Eine schulische Ausbildung wird ebenfalls angeboten.

Zugangsvoraussetzung ist in der Regel mindestens ein Hauptschulabschluss, fast die Hälfte der Berufseinsteiger hatte diesen 2006, 26 Prozent hatten die mittlere Reife, 12 Prozent eine Berufsfachschule absolviert. Wichtige Schulfächer sind Mathematik, Deutsch, Physik und Englisch sowie EDV-Kenntnisse.

Manche Betriebe verlangen einen medizinisch-psychologische Eignungsuntersuchung mit Sehtest.

Weiterbildungsmöglichkeiten gibt es zum/r Industriemeister/in - Kraftverkehr bzw. zum/r Techniker/in - Kraftfahrzeugtechnik oder zum/r Technischen Fachwirt/in.

Darüber hinaus gibt es eine ganze Reihe an Qualifizierungslehrgängen, zum Beispiel in Kraftfahrzeuginstandhaltung, Unfallverhütung oder für Gefahrguttransporte.

Was verdient ein/e Berufskraftfahrer/in?

  • Das Einkommen ist wesentlich abhängig von Berufserfahrung, Lebensalter, Verantwortlichkeit, Wichtigkeit der Arbeit und Region
  • Angestellt: tarifliche monatliche Bruttogrundvergütung 1.817 €

Trends und voraussichtliche Entwicklungen am Arbeitsmarkt:

Schlechte bis mittelmäßige Aussichten

  • Der Bestand an Beschäftigten hat in den letzten Jahren gleichbleibend leicht abgenommen, die Arbeitslosenzahlen sind zwar zurück gegangen, mit um die 14 Prozent bleiben sie aber noch relativ hoch
  • Trotz Maut, hoher Kraftstoffpreise und Staus auf den Autobahnen hat der Gütertransport zugenommen
  • Die Logistik-Branche boomt einerseits dank des Online-Handels, durch den mehr Produkte transportiert werden müssen, andererseits macht es die Vernetzung möglich, günstige Transportmöglichkeiten im Ausland einzukaufen
  • Nur 55 Prozent aller angestellten Berufskraftfahrer/innen haben eine abgeschlossene Berufsausbildung, 44 Prozent haben keine oder eine unbekannte Ausbildung - Qualifizierung verbessert die Jobchancen
  • Die Neuregelung, die die zuvor zweijährige Ausbildung in den Fachrichtungen Personen- oder Güterverkehr aufhob, trat 2001 in Kraft

Wie kann ich schon jetzt Einblick in den Beruf bekommen?

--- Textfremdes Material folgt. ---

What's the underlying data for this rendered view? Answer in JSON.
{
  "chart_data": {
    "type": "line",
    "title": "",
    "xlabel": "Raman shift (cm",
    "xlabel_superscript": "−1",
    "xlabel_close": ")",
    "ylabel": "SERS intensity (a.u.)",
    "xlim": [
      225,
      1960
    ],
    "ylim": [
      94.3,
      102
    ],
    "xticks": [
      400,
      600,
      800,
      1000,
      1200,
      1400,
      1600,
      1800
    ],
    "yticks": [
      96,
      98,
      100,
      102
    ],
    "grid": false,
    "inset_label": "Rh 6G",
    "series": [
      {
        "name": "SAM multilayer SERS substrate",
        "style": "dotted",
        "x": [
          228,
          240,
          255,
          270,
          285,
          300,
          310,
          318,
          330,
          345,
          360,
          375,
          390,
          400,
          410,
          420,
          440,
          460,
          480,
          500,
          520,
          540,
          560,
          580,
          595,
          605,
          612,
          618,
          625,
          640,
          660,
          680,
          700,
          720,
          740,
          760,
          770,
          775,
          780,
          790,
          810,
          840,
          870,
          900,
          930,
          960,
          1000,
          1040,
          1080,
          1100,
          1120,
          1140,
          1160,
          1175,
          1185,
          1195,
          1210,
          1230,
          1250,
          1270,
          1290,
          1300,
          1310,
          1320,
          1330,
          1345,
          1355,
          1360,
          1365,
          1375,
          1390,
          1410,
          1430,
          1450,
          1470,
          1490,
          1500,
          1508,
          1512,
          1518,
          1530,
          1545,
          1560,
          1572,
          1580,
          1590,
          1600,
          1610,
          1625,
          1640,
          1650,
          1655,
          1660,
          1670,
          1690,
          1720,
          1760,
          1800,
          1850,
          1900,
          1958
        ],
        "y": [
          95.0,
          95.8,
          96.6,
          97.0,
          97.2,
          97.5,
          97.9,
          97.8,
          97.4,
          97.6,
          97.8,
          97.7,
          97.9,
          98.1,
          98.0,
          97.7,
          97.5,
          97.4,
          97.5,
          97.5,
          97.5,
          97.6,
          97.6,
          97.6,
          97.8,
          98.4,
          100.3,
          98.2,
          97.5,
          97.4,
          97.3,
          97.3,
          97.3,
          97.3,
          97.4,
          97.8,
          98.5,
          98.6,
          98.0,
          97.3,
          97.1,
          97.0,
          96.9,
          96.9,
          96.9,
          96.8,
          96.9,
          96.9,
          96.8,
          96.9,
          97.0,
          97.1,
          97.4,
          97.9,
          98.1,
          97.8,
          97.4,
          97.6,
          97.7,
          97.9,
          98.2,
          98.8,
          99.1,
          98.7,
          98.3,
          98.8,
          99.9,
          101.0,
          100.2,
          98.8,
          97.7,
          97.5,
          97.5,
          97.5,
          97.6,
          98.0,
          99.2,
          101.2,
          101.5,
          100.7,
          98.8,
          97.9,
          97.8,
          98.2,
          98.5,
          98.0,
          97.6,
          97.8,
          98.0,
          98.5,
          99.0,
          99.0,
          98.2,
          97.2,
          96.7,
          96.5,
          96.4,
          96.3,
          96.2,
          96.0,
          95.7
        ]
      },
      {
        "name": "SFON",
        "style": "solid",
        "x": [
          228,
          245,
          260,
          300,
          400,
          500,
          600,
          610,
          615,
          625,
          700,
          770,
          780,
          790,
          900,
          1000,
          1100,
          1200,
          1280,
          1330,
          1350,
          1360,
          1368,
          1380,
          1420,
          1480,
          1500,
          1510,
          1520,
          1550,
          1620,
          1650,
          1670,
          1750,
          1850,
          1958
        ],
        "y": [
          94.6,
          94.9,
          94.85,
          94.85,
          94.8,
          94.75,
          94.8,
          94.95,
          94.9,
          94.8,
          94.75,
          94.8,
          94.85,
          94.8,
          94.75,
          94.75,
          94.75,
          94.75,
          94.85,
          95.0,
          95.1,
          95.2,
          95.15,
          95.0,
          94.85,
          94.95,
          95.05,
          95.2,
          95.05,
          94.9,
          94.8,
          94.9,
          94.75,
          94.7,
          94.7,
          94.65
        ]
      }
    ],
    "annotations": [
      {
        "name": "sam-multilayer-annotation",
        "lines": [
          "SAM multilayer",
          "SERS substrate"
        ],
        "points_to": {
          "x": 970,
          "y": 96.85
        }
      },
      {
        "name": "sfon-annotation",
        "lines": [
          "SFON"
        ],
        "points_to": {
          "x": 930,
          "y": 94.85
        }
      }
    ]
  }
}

Von jeder Autobahnbrücke können Sie den Güterverkehr beobachten, besonders nachts reiht sich Lastkraftwagen an Lastkraftwagen, viele Spezialtransporte sind dabei, in der Ferienzeit Reisebusse. Beobachten Sie an den Aufschriften Herkunftsland und Wegstrecke.

Auch bei Fahrten mit dem Linienbus, besonders in engen oder kurvigen Straßen und im Nachtbus oder bei Überlandfahrten, lassen sich die Aufgaben eines/r Berufskraftfahrers/in gut beobachten. Setzten Sie sich gleich hinter den/die Fahrer/in.

Manche Unternehmen suchen Begleitfahrer, die beim Be- und Entladen helfen. Erkundigen Sie sich vor allem bei den örtlichen Post-, Kurier- und Speditionsdiensten, auch bei Umzugsunternehmen. So können Sie sich gleichzeitig etwas dazu verdienen und die Aufgaben des Berufs kennenlernen.

Achten Sie im Straßenverkehr auf LKW´s, Busse und andere kommerzielle Transportfahrzeuge. Vielleicht ergibt sich auf (Klassen-)Reisen, z.B. an der Autobahnraststätte das eine oder andere Gespräch mit einem Berufskraftfahrer.